Clinical Development

Preclinical safety testing for LRRK2 inhibitors has been challenging, partially due to robust expression of LRRK2 in the lung, kidney and some peripheral immune cells. Knockout mice have a normal life span, but pathology has been noted in peripheral organs, particularly the kidney (Herzig et al., 2011; Tong et al., 2012; Ness et al., 2013). Kidney phenotypes have not been observed in rodents or NHP treated with LRRK2 inhibitors (Fell et al., 2015). However, phospholipidosis and various pathologies have been observed in lungs of NHP with several structurally diverse inhibitors, which appeared to be reversible upon withdrawal of the compounds, together suggesting on-target toxicity (Herzig et al., 2011; Baptista et al., 2013, 2020; Ness et al., 2013; Shayman and Abe, 2013; Daher et al., 2015; Fuji et al., 2015). Interestingly, chronic pharmacological inhibition of LRRK2 appears to result in reduced expression of the protein by promoting its ubiquitination and consequent proteasomal degradation (Herzig et al., 2011; Fuji et al., 2015; Zhao et al., 2015; Lobbestael et al., 2016; Perera et al., 2016). In this context, it will be interesting to ascertain effects of antisense oligonucleotides such as BIIB094 against specific mutations in LRRK2 (NCT03976349). The Genentech compounds have been licensed to Denali and are currently in the clinic for Phase 1b trials as DNL151 and DNL201 (NCT04056689 and NCT03710707). Denali press releases have since reported both DNL151 and 201 are well-tolerated with no obvious functional evidence of lung toxicology, and additionally have high levels of target and pathway engagement with modulation of lysosomal biomarkers3.

Synopsis

The genetic linkage in LRRK2 to PD susceptibility together with altered protein activity provides the rationale for inhibitor development in PD. There are now several chemically diverse, potent, selective and brain penetrant inhibitors. However, the apparent on-target toxicity seen with some of these inhibitors in NHP raises concerns around the therapeutic index and safety of chronic dosing which have impeded clinical investigations with many of these molecules. The ongoing trials are seeking to leverage both safety and efficacy biomarkers with a view to impacting Parkinson’s onset/progression in a genetically stratifiable cohort.

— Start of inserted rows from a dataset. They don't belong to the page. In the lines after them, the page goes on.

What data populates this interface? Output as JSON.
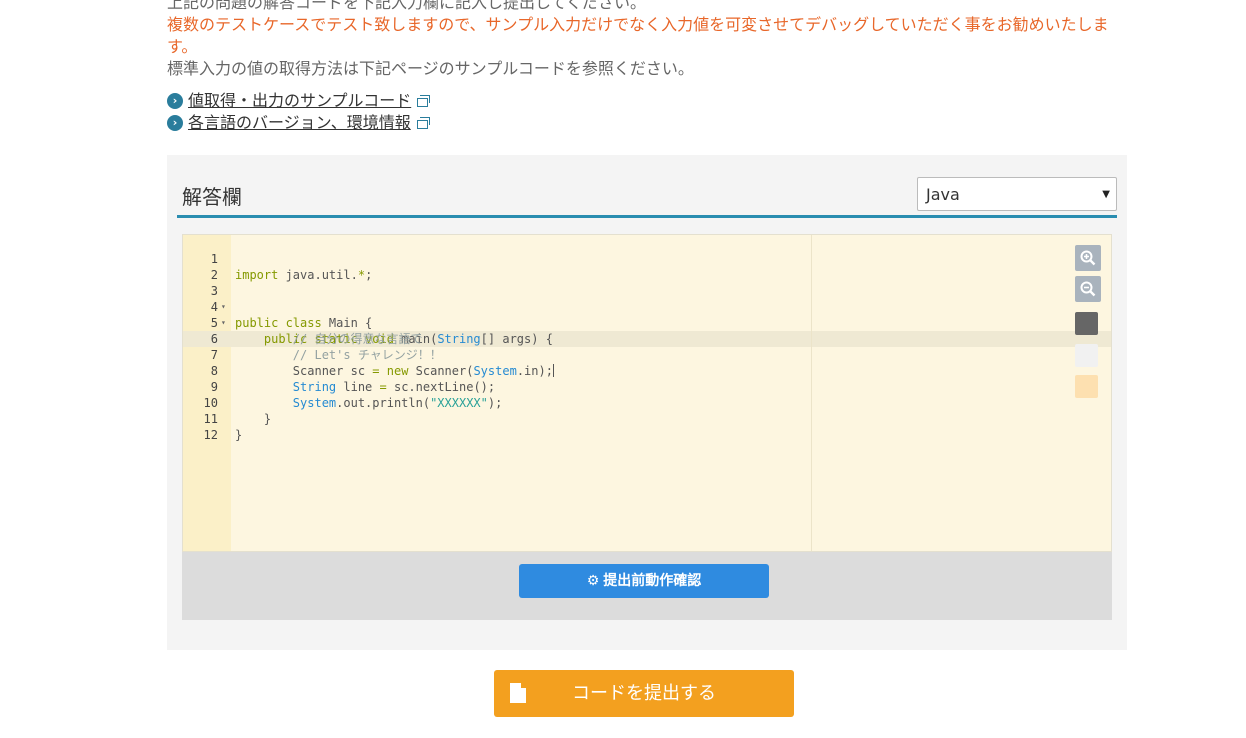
{
  "intro": {
    "line1": "上記の問題の解答コードを下記入力欄に記入し提出してください。",
    "line2": "複数のテストケースでテスト致しますので、サンプル入力だけでなく入力値を可変させてデバッグしていただく事をお勧めいたします。",
    "line3": "標準入力の値の取得方法は下記ページのサンプルコードを参照ください。"
  },
  "links": [
    {
      "label": "値取得・出力のサンプルコード",
      "icon": "external-link-icon"
    },
    {
      "label": "各言語のバージョン、環境情報",
      "icon": "external-link-icon"
    }
  ],
  "answer": {
    "title": "解答欄",
    "language": "Java"
  },
  "editor": {
    "lines": [
      {
        "n": "1",
        "fold": ""
      },
      {
        "n": "2",
        "fold": ""
      },
      {
        "n": "3",
        "fold": "▾"
      },
      {
        "n": "4",
        "fold": "▾"
      },
      {
        "n": "5",
        "fold": ""
      },
      {
        "n": "6",
        "fold": ""
      },
      {
        "n": "7",
        "fold": ""
      },
      {
        "n": "8",
        "fold": ""
      },
      {
        "n": "9",
        "fold": ""
      },
      {
        "n": "10",
        "fold": ""
      },
      {
        "n": "11",
        "fold": ""
      },
      {
        "n": "12",
        "fold": ""
      }
    ],
    "code": {
      "l1_kw": "import",
      "l1_rest": " java.util.",
      "l1_star": "*",
      "l1_end": ";",
      "l3_kw": "public class",
      "l3_rest": " Main {",
      "l4_kw": "public static void",
      "l4_mid": " main(",
      "l4_type": "String",
      "l4_rest": "[] args) {",
      "l5_cm": "// 自分の得意な言語で",
      "l6_cm": "// Let's チャレンジ！！",
      "l7_a": "Scanner sc ",
      "l7_op": "=",
      "l7_new": " new",
      "l7_b": " Scanner(",
      "l7_type": "System",
      "l7_c": ".in);",
      "l8_type": "String",
      "l8_a": " line ",
      "l8_op": "=",
      "l8_b": " sc.nextLine();",
      "l9_type": "System",
      "l9_a": ".out.println(",
      "l9_str": "\"XXXXXX\"",
      "l9_b": ");",
      "l10": "}",
      "l11": "}"
    }
  },
  "buttons": {
    "run_label": "提出前動作確認",
    "submit_label": "コードを提出する"
  },
  "colors": {
    "accent": "#2a8db0",
    "run": "#2f8be0",
    "submit": "#f3a01f",
    "notice": "#e8672a"
  }
}
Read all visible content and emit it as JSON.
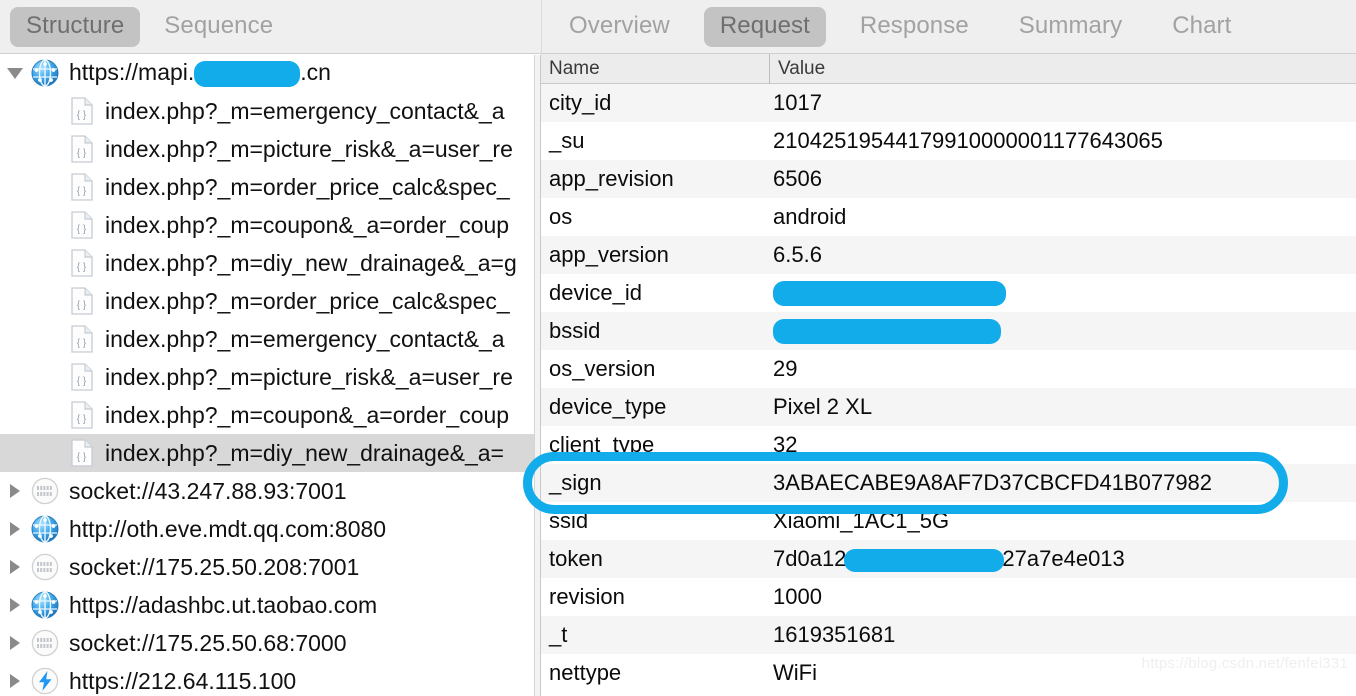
{
  "left_panel": {
    "tabs": [
      {
        "label": "Structure",
        "active": true
      },
      {
        "label": "Sequence",
        "active": false
      }
    ],
    "tree": [
      {
        "label": "https://mapi.",
        "label_suffix": ".cn",
        "icon": "globe-icon",
        "twisty": "open",
        "depth": 0,
        "censored": true,
        "censor_width": 106,
        "selected": false
      },
      {
        "label": "index.php?_m=emergency_contact&_a",
        "icon": "json-file-icon",
        "twisty": "none",
        "depth": 1,
        "selected": false
      },
      {
        "label": "index.php?_m=picture_risk&_a=user_re",
        "icon": "json-file-icon",
        "twisty": "none",
        "depth": 1,
        "selected": false
      },
      {
        "label": "index.php?_m=order_price_calc&spec_",
        "icon": "json-file-icon",
        "twisty": "none",
        "depth": 1,
        "selected": false
      },
      {
        "label": "index.php?_m=coupon&_a=order_coup",
        "icon": "json-file-icon",
        "twisty": "none",
        "depth": 1,
        "selected": false
      },
      {
        "label": "index.php?_m=diy_new_drainage&_a=g",
        "icon": "json-file-icon",
        "twisty": "none",
        "depth": 1,
        "selected": false
      },
      {
        "label": "index.php?_m=order_price_calc&spec_",
        "icon": "json-file-icon",
        "twisty": "none",
        "depth": 1,
        "selected": false
      },
      {
        "label": "index.php?_m=emergency_contact&_a",
        "icon": "json-file-icon",
        "twisty": "none",
        "depth": 1,
        "selected": false
      },
      {
        "label": "index.php?_m=picture_risk&_a=user_re",
        "icon": "json-file-icon",
        "twisty": "none",
        "depth": 1,
        "selected": false
      },
      {
        "label": "index.php?_m=coupon&_a=order_coup",
        "icon": "json-file-icon",
        "twisty": "none",
        "depth": 1,
        "selected": false
      },
      {
        "label": "index.php?_m=diy_new_drainage&_a=",
        "icon": "json-file-icon",
        "twisty": "none",
        "depth": 1,
        "selected": true
      },
      {
        "label": "socket://43.247.88.93:7001",
        "icon": "socket-icon",
        "twisty": "closed",
        "depth": 0,
        "selected": false
      },
      {
        "label": "http://oth.eve.mdt.qq.com:8080",
        "icon": "globe-icon",
        "twisty": "closed",
        "depth": 0,
        "selected": false
      },
      {
        "label": "socket://175.25.50.208:7001",
        "icon": "socket-icon",
        "twisty": "closed",
        "depth": 0,
        "selected": false
      },
      {
        "label": "https://adashbc.ut.taobao.com",
        "icon": "globe-icon",
        "twisty": "closed",
        "depth": 0,
        "selected": false
      },
      {
        "label": "socket://175.25.50.68:7000",
        "icon": "socket-icon",
        "twisty": "closed",
        "depth": 0,
        "selected": false
      },
      {
        "label": "https://212.64.115.100",
        "icon": "bolt-icon",
        "twisty": "closed",
        "depth": 0,
        "selected": false
      }
    ]
  },
  "right_panel": {
    "tabs": [
      {
        "label": "Overview",
        "active": false
      },
      {
        "label": "Request",
        "active": true
      },
      {
        "label": "Response",
        "active": false
      },
      {
        "label": "Summary",
        "active": false
      },
      {
        "label": "Chart",
        "active": false
      }
    ],
    "columns": {
      "name": "Name",
      "value": "Value"
    },
    "rows": [
      {
        "name": "city_id",
        "value": "1017"
      },
      {
        "name": "_su",
        "value": "21042519544179910000001177643065"
      },
      {
        "name": "app_revision",
        "value": "6506"
      },
      {
        "name": "os",
        "value": "android"
      },
      {
        "name": "app_version",
        "value": "6.5.6"
      },
      {
        "name": "device_id",
        "value": "",
        "censored": true,
        "censor_width": 233
      },
      {
        "name": "bssid",
        "value": "",
        "censored": true,
        "censor_width": 228
      },
      {
        "name": "os_version",
        "value": "29"
      },
      {
        "name": "device_type",
        "value": "Pixel 2 XL"
      },
      {
        "name": "client_type",
        "value": "32"
      },
      {
        "name": "_sign",
        "value": "3ABAECABE9A8AF7D37CBCFD41B077982",
        "annotated": true
      },
      {
        "name": "ssid",
        "value": "Xiaomi_1AC1_5G"
      },
      {
        "name": "token",
        "value_prefix": "7d0a12",
        "value_suffix": "27a7e4e013",
        "value": "7d0a12",
        "censored_inline": true,
        "censor_width": 160
      },
      {
        "name": "revision",
        "value": "1000"
      },
      {
        "name": "_t",
        "value": "1619351681"
      },
      {
        "name": "nettype",
        "value": "WiFi"
      }
    ]
  },
  "watermark": {
    "text": "https://blog.csdn.net/fenfei331"
  },
  "colors": {
    "highlight": "#12ACEB",
    "tab_active_bg": "#c3c3c3",
    "tab_text": "#a2a2a2",
    "selection_bg": "#d8d8d8",
    "row_alt_bg": "#f5f5f5"
  }
}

MAPK14 (p38α Mitogen Activated Protein Kinase)

Biological Rationale

P38α is a ubiquitously expressed serine/threonine kinase activated by upstream MAP2Ks in response to environmental and inflammatory/oxidative/metabolic/ER stress. In the CNS, p38α (like JNK3) has been proposed to mediate synaptic function, proteostasis and endolysosomal function in response to stress signals and indeed, it is likely that there is cross-regulation between the p38 and JNK pathways [reviewed in Borders et al. (2008)]. Accordingly, the MAPK stressor signal cascade has broad literature representation in neurodegenerative disease, and p38α is no exception with specific dysregulation observed at early stages in AD, ALS, PD, FTD, and PSP (Hensley et al., 1999; Atzori et al., 2001; Hartzler et al., 2002; Raoul et al., 2002; Sun et al., 2003). P38α, like GSK3β or CDK5-p25, has been hypothesized to link Aβ and tau or α-synuclein (Puig et al., 2004; Grassi et al., 2019). Genetic suppression of p38α has been reported to be beneficial in AD models and pharmacological inhibition of p38α has been claimed to confer benefits in vivo (Alam, 2015; Roy et al., 2015; Maphis et al., 2016; Schnöder et al., 2016; Colié et al., 2017; Lee and Kim, 2017; Zhou et al., 2017).

Small Molecule Inhibitors

While potency, selectivity and SAR data is available for several individual p38α inhibitors; Astolfi and colleagues were the first to systematically assess these from a structural perspective [reviewed in Astolfi et al. (2018)]. Both ATP-competitive and non-competitive molecules have been identified such as VX-745 (neflamapimod), MW150 and the related MW181, PH-797804, BMS-582949, PF-03715455 and an allosteric binder. Notably, multiple structures have been generated with both ATP- and non-ATP site binders, often through an attempt to improve on selectivity profiles (Fitzgerald et al., 2003; Swahn et al., 2005; Sack et al., 2008; Scior et al., 2011; Arai et al., 2012; Getlik et al., 2012; Astolfi et al., 2019) and reviewed in Astolfi et al. (2018).

Clinical Development

Neflamapimod (VX745) was discovered through structure-based design at Vertex and previously assessed in rheumatoid arthritis in 2001. The molecule appears to be tolerated up to 125 mg twice daily for 12 weeks (Alam et al., 2017). As a result of these data and the preclinical profile, a Phase IIa study in patients with early stage AD (6–12 weeks in patients with MMSE 20-28 and biomarker positive) was performed and demonstrated that neflamapimod treatment led to significant improvement in episodic memory (Alam et al., 2017). A blinded, placebo-controlled Phase 2 study of 152 people with CSF biomarker-confirmed mild AD was initiated in December 2017, with clinical output expected late 2019 (NCT03402659). Additional clinical studies of neflamapimod in DLB (NCT04001517) and HD (NCT03980938) have since been initiated.

Synopsis

The notion of MAPK pathway involvement in neurodegenerative disease is broadly supported in the literature. However, targeting these pathways are challenging due to (1) “crossover” between parallel pathways and (2) achieving selectivity and sufficient CNS exposure without notable systemic levels for a small molecule against any kinase in this pathway, including p38α. No drugs targeting this kinase are on the market yet for any indication, including chronic obstructive pulmonary disease, rheumatoid arthritis and corticosteroid-resistant asthma. Indeed, more than a dozen distinct molecules have failed in the clinic at least partly due to hepatotoxicity and development of tolerance. However, the reported favorable profile of neflamapimod and multiple ongoing clinical studies will hopefully inform whether this mechanism has therapeutic benefit.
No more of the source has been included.